6. TATA LAKSANA TERAPI


a. Tata Laksana Umum
Tatalaksana suportif merupakan hal yang sangat penting dalam menangani demam
tifoid selain tatalaksana utama berupa pemberian antibiotik. Pemberian rehidrasi oral
ataupun parenteral, penggunaan antipiretik, pemberian nutrisi yang adekuat serta transfusi
darah bila ada indikasi, merupakan tatalaksana yang ikut memperbaiki kualitas hidup
seorang anak penderita demam tifoid. Gejala demam tifoid pada anak lebih ringan
dibanding orang dewasa, karena itu 90 % pasien demam tifoid anak tanpa komplikasi, tidak
perlu dirawat di rumah sakit dan dengan pengobatan oral serta istirahat baring di rumah
sudah cukup untuk mengembalikan kondisi anak menjadi sehat dari penyakit tersebut.
b. Tata Laksana Antibiotik
Obat antibiotik lini pertamanya adalah golongan fluorokuinolon, seperti ofloksasin,
siprofloksasin, levofloksasin atau gatifloksasin. Persoalan pengobatan demam tifoid saat ini
adalah timbulnya resistensi terhadap beberapa obat antibiotik yang sering digunakan dalam
pengobatan demam tifoid atau yang disebut dengan Multi Drug Resistance (MDR). S.

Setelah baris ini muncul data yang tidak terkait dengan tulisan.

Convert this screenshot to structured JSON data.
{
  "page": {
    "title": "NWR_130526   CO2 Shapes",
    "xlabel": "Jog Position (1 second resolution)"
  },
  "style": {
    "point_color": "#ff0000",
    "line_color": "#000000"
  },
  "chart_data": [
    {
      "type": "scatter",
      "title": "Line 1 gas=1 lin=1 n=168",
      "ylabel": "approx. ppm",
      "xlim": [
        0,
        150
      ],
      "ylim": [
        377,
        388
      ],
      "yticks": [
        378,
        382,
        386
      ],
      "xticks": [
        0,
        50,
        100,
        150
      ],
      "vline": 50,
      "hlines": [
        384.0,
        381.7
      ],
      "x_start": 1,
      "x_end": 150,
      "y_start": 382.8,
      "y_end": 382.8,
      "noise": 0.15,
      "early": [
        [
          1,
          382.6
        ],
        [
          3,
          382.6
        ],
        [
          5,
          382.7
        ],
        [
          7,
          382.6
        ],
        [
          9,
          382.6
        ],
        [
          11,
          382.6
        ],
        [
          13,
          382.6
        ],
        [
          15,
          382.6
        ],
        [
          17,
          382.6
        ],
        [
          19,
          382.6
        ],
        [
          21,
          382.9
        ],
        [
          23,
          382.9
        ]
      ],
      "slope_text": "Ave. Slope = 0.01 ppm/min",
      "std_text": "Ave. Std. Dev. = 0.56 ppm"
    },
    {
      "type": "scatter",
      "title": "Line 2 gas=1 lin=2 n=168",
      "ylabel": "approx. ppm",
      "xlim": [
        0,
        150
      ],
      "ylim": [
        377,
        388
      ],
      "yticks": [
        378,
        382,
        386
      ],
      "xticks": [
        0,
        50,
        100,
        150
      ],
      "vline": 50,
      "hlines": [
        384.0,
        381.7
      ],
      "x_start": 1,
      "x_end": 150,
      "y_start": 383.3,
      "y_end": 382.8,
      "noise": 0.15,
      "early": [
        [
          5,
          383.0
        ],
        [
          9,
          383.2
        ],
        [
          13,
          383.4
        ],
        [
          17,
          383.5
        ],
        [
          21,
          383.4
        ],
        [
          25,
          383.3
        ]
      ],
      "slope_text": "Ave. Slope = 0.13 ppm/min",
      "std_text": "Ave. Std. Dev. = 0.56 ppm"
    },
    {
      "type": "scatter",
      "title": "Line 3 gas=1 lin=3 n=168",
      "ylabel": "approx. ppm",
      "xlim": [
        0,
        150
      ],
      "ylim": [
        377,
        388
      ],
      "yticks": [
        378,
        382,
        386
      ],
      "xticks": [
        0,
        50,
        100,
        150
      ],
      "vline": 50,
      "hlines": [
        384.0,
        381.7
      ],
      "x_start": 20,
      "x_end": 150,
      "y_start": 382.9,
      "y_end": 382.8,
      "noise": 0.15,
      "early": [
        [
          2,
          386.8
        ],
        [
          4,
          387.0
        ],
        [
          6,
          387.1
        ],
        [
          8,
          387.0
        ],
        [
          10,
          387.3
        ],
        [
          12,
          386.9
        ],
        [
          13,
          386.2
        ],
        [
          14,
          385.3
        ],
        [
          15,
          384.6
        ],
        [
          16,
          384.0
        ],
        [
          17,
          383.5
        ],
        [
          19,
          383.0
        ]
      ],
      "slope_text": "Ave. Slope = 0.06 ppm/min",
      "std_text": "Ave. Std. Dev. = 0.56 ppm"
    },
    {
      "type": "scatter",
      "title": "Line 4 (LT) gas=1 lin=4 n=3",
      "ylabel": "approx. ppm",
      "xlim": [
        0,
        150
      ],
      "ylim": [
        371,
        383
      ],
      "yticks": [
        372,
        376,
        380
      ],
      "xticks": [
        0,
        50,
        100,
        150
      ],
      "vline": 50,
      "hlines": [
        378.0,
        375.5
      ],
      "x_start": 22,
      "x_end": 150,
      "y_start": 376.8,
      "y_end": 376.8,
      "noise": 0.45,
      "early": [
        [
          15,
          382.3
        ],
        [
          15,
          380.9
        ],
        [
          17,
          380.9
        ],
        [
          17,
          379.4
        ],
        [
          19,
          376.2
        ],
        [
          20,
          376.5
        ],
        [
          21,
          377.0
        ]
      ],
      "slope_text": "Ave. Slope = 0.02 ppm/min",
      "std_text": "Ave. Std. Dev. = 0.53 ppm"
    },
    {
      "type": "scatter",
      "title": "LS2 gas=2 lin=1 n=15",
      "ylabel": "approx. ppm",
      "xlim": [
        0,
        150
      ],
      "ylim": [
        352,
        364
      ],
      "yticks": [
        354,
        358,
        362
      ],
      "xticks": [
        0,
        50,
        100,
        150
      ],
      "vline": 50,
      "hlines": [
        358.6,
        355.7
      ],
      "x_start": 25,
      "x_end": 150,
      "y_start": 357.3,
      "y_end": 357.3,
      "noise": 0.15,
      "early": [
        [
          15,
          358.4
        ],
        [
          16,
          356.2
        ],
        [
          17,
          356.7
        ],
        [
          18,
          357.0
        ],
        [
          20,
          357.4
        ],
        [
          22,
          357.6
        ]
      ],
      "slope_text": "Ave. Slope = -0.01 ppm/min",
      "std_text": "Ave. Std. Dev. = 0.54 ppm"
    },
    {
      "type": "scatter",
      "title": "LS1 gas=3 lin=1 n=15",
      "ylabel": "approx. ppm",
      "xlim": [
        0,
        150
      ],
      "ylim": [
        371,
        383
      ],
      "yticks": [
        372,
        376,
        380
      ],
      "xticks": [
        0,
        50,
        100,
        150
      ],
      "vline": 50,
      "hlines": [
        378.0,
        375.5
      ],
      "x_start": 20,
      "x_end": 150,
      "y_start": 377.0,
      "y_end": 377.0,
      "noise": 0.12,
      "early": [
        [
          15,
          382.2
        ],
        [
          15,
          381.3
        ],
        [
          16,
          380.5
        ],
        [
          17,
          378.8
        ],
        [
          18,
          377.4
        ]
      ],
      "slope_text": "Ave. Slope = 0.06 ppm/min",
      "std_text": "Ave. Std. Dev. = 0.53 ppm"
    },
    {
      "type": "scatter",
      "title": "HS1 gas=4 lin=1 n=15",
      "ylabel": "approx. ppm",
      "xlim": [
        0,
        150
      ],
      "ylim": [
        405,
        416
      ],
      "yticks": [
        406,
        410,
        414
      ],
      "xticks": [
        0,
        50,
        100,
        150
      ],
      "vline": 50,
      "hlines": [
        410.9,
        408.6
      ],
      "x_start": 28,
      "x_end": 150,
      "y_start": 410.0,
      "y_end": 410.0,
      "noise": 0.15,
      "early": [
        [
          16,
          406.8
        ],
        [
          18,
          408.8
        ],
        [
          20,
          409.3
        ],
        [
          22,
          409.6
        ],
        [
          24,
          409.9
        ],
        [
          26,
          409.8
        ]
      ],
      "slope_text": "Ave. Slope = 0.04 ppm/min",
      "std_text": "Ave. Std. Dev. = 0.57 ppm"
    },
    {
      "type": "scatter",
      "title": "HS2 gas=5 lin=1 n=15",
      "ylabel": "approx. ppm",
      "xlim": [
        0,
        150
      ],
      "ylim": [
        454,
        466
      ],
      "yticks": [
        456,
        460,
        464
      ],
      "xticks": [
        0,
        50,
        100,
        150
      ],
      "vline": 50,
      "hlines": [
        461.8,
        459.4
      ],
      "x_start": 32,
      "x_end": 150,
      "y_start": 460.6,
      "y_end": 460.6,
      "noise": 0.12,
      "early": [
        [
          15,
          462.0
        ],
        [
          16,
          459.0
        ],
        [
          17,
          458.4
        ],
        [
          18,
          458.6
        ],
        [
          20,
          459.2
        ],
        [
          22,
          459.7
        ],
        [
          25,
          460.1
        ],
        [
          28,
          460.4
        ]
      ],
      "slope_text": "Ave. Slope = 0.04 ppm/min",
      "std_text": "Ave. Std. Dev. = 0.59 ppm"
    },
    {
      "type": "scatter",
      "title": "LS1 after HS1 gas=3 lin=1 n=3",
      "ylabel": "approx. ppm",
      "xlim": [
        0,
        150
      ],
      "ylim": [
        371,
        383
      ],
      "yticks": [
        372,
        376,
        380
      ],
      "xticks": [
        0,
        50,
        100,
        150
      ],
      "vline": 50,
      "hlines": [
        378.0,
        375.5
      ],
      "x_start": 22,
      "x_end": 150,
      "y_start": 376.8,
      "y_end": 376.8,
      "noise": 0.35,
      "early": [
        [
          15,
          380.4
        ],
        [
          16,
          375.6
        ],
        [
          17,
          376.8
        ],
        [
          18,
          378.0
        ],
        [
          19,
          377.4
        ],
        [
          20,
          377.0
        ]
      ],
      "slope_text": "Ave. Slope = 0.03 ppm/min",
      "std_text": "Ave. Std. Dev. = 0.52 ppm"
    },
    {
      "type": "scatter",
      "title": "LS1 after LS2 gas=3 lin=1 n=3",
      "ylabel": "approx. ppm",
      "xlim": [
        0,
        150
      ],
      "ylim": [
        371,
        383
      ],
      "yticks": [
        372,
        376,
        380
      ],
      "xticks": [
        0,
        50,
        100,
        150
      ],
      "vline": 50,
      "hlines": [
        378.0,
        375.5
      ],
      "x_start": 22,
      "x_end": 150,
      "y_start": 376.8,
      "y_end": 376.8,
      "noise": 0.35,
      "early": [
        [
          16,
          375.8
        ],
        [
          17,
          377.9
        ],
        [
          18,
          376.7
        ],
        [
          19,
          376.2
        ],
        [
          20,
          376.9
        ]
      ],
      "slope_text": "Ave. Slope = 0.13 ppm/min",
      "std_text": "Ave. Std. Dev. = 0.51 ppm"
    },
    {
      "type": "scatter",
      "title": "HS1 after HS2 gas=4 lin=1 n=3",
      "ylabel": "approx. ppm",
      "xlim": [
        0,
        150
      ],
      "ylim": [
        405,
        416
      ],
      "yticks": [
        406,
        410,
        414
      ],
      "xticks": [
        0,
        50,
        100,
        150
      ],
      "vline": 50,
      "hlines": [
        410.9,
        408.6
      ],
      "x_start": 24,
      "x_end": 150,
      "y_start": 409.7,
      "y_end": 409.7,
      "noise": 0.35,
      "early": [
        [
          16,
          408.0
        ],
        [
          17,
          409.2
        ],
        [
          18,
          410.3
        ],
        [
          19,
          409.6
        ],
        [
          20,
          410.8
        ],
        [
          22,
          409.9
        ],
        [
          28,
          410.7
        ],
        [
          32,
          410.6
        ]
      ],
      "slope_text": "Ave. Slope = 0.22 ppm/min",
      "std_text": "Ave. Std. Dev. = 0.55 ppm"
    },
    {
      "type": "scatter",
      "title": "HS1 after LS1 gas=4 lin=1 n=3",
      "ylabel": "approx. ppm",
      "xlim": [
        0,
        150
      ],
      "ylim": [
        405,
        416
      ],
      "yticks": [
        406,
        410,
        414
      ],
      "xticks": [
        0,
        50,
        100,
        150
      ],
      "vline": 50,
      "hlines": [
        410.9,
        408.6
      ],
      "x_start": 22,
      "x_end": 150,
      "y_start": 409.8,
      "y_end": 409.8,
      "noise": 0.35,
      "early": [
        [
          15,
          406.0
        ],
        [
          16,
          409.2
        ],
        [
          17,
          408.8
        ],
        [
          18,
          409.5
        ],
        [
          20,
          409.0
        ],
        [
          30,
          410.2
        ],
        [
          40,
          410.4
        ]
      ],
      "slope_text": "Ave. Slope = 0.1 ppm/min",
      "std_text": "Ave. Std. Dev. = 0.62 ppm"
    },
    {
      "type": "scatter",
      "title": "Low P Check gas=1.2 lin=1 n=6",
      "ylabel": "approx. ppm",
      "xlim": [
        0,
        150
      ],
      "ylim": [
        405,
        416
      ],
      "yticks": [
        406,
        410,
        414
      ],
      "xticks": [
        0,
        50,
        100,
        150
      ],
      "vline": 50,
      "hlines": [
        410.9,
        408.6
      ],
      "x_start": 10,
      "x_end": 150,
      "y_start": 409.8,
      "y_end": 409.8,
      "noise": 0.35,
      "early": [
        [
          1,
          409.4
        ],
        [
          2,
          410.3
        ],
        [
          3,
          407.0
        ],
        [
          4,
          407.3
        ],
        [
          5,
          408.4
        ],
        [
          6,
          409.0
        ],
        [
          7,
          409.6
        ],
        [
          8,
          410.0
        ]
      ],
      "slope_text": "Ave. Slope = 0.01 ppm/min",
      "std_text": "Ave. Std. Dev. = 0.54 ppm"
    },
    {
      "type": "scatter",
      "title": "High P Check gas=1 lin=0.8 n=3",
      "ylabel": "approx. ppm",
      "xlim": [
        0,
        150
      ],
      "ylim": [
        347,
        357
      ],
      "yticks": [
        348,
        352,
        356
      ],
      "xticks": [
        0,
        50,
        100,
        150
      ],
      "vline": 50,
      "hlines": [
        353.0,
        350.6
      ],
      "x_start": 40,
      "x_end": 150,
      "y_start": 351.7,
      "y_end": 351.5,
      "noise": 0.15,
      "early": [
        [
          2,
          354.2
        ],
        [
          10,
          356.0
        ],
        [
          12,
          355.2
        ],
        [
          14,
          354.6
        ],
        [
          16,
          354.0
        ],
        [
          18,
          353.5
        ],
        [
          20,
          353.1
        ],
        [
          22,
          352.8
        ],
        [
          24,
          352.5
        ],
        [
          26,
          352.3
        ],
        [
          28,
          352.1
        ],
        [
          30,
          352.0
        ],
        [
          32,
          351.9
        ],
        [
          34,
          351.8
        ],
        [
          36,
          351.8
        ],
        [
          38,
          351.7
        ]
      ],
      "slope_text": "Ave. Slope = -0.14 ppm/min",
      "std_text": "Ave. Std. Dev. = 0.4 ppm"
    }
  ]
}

Typhi yang resisten terhadap kloramfenikol , yang pertama kali timbul pada tahun 1970,
kini berkembang menjadi resisten terhadap obat ampisilin, amoksisilin, trimetoprim-
sulfametoksazol dan bahkan resisten terhadap fluorokuinolon. WHO sendiri telah
memberikan rekomendasi pengobatan antibiotik untuk demam tifoid, yang dibagi atas
pengobatan untuk demam tifoid tanpa komplikasi, baik sebagai terapi utama maupun
alternatif dan terapi untuk demam tifoid yang berat atau dengan komplikasi yang
membutuhkan pengobatan parenteral, dapat dilihat pada tabel 1 dan 2.